Insurance may pay for the sessions. The treatment is effective in 60% of cases, may or may not be combined with medications but requires 20-30 sessions (2-3 times per week), one hour each time.


How can I reduce the symptoms of depression?  

You can take various actions to help reduce the symptoms of depression, including eating a good diet, exercising frequently, and getting regular and quality sleep. Getting exposed to sunlight on a regular basis every morning is essential.

How do you select the right medication for depression?

You might need to try several medications or a mix of medications until you find one that works. This calls for patience because it might take a few weeks or more for some medications to fully act and for side effects to subside as your body becomes used to them. See above section on medications and pharmacogenomic testing.

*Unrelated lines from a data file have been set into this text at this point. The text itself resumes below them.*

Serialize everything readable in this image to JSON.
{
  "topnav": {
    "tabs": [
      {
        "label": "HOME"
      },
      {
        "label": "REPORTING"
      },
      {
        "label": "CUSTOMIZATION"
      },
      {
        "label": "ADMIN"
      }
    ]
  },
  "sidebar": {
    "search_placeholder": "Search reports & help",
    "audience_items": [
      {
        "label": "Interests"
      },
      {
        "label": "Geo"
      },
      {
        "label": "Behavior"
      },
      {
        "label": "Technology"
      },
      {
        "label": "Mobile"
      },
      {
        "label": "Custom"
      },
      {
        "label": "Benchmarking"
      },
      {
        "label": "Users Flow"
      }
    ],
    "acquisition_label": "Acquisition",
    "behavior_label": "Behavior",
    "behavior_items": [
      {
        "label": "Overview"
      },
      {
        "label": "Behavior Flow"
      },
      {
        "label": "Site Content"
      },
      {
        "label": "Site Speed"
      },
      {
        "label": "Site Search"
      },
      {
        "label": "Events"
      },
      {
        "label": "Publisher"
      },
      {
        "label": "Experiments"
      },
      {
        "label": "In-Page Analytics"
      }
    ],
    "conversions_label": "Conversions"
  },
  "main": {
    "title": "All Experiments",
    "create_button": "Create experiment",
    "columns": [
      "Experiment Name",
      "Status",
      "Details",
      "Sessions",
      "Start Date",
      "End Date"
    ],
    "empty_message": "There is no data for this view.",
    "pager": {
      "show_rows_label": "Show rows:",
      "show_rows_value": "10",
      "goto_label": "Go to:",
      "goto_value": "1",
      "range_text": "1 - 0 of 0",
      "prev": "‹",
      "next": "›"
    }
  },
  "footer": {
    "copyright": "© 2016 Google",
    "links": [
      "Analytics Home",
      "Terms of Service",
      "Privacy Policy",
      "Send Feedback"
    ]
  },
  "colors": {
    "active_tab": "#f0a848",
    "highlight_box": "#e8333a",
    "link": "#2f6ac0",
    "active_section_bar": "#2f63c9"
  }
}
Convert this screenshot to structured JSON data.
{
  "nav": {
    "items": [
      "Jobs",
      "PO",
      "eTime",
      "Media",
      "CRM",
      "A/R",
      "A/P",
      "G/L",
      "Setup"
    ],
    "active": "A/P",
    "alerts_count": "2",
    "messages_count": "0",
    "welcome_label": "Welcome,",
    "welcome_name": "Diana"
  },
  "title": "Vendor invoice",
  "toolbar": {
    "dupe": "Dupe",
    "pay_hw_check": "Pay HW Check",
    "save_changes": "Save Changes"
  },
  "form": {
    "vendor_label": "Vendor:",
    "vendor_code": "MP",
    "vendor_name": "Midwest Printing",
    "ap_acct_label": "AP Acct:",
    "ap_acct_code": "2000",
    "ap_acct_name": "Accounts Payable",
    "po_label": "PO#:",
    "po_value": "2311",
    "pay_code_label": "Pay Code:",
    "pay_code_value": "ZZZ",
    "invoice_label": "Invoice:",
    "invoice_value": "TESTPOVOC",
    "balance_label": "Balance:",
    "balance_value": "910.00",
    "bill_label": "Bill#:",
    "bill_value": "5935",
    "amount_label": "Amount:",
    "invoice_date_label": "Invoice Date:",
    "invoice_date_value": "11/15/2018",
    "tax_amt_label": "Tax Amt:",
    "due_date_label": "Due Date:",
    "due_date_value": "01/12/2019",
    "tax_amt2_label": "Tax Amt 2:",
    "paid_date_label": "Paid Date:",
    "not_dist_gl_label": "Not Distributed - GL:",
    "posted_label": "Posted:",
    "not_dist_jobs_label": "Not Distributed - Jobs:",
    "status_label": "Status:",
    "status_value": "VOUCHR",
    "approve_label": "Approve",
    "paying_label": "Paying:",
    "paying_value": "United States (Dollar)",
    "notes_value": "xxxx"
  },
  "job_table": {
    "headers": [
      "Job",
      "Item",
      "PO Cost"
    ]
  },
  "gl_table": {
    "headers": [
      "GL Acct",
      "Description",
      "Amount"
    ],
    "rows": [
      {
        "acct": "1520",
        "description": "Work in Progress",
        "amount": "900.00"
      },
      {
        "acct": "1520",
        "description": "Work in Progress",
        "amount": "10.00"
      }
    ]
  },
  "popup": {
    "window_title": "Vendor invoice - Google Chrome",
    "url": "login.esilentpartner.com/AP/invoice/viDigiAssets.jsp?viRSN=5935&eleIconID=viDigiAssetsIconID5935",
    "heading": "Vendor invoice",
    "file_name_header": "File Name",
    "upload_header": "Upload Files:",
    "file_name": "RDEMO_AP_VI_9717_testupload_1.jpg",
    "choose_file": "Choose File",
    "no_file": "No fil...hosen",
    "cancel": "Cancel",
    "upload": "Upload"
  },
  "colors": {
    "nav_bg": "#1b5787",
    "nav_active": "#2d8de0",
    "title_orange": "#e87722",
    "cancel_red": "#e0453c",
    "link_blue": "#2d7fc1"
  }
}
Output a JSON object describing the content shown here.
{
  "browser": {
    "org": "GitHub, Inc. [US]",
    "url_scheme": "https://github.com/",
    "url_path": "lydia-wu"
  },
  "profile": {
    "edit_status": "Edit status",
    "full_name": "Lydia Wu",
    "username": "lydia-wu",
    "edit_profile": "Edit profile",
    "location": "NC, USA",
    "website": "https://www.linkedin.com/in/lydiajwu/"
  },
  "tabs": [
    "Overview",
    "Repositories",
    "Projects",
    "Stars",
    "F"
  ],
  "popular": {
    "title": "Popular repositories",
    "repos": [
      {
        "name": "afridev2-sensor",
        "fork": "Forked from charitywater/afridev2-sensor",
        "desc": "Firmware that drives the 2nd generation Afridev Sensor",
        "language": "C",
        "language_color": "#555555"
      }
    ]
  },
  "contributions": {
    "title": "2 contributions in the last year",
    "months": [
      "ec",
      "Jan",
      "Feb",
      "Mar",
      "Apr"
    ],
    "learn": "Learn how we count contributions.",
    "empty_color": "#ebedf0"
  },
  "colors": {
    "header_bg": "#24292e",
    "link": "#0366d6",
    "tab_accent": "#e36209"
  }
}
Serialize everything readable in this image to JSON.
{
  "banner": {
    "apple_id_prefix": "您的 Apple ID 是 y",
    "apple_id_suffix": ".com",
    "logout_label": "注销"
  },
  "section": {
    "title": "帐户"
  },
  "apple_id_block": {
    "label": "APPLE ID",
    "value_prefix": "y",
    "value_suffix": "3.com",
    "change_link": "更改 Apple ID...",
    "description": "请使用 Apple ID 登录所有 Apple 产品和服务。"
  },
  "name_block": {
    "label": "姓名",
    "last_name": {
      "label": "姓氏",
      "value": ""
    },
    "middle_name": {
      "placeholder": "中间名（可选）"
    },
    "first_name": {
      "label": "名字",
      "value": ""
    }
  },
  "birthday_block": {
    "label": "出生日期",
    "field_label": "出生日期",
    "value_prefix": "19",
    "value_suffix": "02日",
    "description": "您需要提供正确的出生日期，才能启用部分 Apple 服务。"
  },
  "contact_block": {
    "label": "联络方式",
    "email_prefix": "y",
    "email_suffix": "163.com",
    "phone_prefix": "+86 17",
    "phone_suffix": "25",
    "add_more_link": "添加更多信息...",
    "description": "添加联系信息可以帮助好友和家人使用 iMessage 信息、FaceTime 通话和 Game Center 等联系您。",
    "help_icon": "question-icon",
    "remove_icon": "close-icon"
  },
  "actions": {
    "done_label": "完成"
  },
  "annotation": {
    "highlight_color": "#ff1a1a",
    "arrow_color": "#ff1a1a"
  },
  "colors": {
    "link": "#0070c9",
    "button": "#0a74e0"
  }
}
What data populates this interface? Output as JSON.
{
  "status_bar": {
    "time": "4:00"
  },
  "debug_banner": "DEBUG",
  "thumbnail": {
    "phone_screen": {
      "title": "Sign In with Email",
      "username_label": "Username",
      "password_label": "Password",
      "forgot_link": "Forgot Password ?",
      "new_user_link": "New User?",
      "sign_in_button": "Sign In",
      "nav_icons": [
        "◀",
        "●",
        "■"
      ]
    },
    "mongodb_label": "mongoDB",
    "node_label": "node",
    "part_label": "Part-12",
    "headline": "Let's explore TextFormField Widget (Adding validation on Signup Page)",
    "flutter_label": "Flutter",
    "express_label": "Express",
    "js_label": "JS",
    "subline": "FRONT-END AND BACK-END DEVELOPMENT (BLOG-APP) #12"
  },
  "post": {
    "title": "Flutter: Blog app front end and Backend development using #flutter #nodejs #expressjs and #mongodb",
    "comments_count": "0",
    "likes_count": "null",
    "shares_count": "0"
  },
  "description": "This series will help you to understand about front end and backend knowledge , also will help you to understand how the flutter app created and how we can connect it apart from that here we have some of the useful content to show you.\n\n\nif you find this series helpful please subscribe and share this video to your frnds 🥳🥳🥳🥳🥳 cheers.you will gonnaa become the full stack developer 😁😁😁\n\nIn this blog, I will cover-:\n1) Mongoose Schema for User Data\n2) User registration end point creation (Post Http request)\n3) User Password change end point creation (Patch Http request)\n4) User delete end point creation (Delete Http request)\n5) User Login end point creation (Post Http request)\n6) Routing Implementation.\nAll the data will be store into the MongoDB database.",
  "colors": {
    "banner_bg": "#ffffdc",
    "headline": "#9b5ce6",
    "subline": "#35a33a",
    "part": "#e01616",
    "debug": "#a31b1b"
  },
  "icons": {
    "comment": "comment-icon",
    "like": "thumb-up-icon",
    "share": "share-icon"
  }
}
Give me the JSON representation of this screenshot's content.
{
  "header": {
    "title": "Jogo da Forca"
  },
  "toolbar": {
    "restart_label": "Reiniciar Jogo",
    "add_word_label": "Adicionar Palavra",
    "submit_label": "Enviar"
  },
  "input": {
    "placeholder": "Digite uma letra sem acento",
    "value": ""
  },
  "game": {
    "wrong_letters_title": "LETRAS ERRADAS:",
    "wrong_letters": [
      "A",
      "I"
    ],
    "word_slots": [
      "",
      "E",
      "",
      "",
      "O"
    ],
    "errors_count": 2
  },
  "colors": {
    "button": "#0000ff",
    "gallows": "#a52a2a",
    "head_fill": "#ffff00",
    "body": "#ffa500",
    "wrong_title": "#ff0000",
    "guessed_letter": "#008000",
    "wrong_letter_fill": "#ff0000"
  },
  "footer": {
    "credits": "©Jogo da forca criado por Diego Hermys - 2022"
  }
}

What are the risks of discontinuing medications suddenly?

Avoid stopping an antidepressant without first consulting your doctor. Abruptly stopping medication or skipping several doses might result in withdrawal-like symptoms, and discontinuing too soon can exacerbate depression. To safely and gradually reduce your dosage, consult your doctor.

Does depression require a hospital stay?

Depression can be so severe in some people that a hospital stay is required. If you can’t take care of yourself properly or if you’re in immediate danger of hurting yourself, a hospital stay may be necessary.